The best parts of Dragon Slayer IV were those I figured out myself, though. I haven’t even mentioned the final challenge, tackled by the son Roas. He’s the only family member who doesn’t have a dedicated section of the dungeon to solve. Instead, he takes the crowns the others have retrieved and goes in search of the dragon slayer sword, and his path could lead anywhere in the entire dungeon. After a few false starts, I feared an impossible tangle of pathways and dead ends everywhere, but then I remembered a small hint given in the manual. Since I’d drawn a careful map, I was able to correctly guess where to go, and solve Roas’ challenge almost entirely by myself. I did need one more tiny hint, which I kicked myself for not figuring out on my own. Still, it was awesome, taking me through familiar places in a new way, and the final battle at the end felt the most balanced and fair of all the boss fights so far. It was a great ending to an impressive game.
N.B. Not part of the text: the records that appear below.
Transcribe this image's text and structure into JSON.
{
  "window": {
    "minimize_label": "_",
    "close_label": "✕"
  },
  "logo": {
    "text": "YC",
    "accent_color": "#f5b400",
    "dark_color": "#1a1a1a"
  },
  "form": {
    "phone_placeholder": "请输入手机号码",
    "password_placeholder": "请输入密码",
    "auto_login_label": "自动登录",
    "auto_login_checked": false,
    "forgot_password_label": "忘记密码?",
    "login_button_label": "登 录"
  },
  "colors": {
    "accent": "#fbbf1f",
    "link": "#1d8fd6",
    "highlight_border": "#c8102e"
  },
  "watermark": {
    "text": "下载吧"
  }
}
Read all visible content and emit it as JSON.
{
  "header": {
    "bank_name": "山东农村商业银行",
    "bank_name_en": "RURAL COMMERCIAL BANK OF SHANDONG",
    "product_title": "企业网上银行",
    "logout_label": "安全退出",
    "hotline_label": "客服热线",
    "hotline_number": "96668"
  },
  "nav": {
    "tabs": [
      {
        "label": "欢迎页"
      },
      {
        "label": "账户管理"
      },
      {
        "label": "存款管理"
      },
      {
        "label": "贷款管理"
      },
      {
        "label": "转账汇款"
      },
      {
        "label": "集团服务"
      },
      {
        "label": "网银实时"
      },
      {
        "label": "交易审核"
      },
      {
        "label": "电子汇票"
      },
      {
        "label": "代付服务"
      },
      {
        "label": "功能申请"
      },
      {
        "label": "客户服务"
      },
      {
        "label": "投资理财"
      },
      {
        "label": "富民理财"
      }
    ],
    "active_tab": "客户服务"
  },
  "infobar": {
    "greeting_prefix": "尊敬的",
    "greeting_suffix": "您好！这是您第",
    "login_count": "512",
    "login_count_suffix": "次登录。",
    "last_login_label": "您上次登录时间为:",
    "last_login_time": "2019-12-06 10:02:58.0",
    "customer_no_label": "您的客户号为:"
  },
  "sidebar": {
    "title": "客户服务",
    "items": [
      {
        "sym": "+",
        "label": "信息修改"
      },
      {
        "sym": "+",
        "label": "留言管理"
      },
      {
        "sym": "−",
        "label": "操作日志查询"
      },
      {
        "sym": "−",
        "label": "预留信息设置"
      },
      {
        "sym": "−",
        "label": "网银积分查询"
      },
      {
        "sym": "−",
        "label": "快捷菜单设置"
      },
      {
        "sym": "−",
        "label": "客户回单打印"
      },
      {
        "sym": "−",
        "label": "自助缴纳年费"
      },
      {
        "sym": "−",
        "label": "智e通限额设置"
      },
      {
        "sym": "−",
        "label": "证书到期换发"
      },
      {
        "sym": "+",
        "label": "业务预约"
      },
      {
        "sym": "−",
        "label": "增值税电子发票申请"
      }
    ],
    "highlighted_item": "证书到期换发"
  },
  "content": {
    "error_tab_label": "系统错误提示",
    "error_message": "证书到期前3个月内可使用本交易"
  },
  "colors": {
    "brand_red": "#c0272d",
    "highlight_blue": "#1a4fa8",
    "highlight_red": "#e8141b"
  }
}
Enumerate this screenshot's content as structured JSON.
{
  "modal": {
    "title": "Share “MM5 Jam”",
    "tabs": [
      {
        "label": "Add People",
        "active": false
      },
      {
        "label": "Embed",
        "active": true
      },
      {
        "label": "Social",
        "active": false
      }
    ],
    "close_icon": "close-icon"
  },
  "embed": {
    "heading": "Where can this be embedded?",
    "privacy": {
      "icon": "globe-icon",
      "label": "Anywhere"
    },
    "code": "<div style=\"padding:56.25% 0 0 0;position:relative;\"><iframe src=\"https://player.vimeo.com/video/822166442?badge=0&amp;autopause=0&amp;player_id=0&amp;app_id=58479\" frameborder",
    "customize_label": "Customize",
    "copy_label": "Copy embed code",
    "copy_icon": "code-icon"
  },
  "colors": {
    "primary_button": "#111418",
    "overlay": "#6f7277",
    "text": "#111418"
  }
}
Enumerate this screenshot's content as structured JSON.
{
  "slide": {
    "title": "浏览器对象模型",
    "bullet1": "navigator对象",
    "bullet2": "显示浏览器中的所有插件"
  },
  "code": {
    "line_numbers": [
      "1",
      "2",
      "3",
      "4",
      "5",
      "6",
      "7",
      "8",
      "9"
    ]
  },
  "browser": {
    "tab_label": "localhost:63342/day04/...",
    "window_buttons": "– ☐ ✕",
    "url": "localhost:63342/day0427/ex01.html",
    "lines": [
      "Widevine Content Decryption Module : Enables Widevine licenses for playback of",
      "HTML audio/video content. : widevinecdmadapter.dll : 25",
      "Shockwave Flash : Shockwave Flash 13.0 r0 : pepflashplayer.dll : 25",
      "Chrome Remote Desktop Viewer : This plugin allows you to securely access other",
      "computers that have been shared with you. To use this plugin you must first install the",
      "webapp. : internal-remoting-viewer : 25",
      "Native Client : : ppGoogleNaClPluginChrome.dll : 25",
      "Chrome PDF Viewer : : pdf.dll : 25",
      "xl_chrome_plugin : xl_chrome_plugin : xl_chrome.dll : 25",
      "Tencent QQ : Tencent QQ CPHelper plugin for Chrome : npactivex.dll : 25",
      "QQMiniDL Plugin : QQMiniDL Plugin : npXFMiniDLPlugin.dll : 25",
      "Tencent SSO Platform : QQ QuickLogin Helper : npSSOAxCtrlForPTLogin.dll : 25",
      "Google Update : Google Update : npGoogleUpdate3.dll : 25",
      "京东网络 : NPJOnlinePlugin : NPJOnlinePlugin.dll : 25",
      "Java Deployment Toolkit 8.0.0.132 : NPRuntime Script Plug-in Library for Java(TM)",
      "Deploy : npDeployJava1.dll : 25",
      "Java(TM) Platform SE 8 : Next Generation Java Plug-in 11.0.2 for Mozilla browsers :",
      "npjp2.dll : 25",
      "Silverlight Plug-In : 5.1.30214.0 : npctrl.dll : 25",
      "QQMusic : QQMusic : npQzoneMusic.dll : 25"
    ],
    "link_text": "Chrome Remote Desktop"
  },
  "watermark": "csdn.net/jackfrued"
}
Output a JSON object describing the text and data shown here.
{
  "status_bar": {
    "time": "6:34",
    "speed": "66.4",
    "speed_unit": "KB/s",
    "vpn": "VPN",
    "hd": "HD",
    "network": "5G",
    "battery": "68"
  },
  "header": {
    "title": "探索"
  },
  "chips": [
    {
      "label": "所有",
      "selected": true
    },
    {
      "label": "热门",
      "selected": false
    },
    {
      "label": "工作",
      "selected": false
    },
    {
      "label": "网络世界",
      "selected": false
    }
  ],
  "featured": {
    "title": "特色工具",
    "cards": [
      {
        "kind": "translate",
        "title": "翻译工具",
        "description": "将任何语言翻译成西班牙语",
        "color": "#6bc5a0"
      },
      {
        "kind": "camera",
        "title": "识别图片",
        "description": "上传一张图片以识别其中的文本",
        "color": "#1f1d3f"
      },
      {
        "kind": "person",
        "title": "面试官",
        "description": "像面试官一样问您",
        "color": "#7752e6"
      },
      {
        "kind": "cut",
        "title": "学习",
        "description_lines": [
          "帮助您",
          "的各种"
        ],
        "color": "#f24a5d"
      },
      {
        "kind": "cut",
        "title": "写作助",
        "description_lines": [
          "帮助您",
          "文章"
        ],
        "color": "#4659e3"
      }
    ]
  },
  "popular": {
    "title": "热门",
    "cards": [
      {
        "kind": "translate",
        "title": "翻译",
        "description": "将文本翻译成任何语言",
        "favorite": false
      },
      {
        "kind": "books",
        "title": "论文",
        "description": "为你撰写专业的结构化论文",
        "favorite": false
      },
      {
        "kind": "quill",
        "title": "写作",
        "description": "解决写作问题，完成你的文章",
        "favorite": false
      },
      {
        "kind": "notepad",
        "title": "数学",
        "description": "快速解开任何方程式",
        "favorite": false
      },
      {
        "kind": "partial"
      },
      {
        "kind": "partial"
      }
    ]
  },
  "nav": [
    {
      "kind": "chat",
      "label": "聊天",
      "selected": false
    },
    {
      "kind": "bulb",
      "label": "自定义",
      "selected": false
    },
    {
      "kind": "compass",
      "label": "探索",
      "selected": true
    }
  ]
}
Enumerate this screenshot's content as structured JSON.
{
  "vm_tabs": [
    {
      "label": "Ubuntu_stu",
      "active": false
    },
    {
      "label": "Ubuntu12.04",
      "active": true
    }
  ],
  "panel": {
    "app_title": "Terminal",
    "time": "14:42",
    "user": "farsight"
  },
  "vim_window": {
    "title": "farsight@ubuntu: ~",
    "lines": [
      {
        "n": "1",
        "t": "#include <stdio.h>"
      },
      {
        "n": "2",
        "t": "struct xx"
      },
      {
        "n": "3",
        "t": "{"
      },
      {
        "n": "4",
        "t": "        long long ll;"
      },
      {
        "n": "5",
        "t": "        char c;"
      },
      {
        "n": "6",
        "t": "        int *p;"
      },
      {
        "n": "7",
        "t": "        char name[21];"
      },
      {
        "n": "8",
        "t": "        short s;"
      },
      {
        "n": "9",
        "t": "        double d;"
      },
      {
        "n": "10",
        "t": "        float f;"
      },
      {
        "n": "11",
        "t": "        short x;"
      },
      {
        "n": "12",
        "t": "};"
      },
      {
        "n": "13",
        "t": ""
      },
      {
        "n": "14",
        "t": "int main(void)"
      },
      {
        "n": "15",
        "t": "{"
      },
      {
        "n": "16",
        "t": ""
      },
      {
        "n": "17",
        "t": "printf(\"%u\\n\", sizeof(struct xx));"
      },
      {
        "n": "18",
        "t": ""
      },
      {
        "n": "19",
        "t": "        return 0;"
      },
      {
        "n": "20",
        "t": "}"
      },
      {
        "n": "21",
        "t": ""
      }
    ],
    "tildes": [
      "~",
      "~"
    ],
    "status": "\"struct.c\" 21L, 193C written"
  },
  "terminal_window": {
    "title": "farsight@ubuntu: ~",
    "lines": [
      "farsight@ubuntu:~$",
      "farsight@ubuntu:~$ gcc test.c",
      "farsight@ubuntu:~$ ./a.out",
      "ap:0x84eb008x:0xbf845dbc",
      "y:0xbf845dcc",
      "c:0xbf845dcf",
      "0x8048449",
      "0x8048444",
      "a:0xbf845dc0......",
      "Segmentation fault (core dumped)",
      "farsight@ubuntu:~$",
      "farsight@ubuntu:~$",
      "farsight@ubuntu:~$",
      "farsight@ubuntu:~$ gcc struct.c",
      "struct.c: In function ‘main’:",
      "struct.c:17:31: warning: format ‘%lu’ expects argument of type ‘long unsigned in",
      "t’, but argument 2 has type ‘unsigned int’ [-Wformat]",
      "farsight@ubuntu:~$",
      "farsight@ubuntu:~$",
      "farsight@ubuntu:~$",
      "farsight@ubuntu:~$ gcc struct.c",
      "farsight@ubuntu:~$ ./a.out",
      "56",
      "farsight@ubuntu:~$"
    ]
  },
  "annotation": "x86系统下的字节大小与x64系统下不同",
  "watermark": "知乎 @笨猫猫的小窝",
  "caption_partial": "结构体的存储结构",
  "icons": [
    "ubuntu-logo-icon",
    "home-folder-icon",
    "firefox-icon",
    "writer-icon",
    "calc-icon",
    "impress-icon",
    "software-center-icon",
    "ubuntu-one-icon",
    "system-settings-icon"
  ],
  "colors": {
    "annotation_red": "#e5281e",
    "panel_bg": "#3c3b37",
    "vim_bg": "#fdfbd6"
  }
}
I’m glad I went back to play this. It’s not without its frustrations, but Dragon Slayer IV is a really impressive design, and it deserves its place as one of the founding Metroidvanias. Circling back through the dungeon as one finds new items for specific family members creates an unorthodox, zig-zagging path through the huge interconnected world that will be familiar to any Metroidvania fan. Yet Dragon Slayer IV feels more layered and tangled than most, making it a particularly fascinating thing to explore. I wondered why I’d never heard more about its US release (as Legacy of the Wizard), but this may have been due to its high complexity. Nintendo marketed its games as childrens’ toys in the US, and this game would have gone over most kids’ heads. It’s a shame it didn’t get more exposure, however, because it could have easily earned accolades alongside Metroid and The Legend of Zelda as a formative classic.
If you want to try it yourself, you’ll probably need to use emulation as I did. Dragon Slayer IV never got any re-releases, except for a 2008 release on mobile phones in Japan. I used the Retroarch frontend and Mesen core, as I have for other Famicom/NES games in this series, which worked perfectly. Bring some graph paper and a pencil too, though, you’ll need them.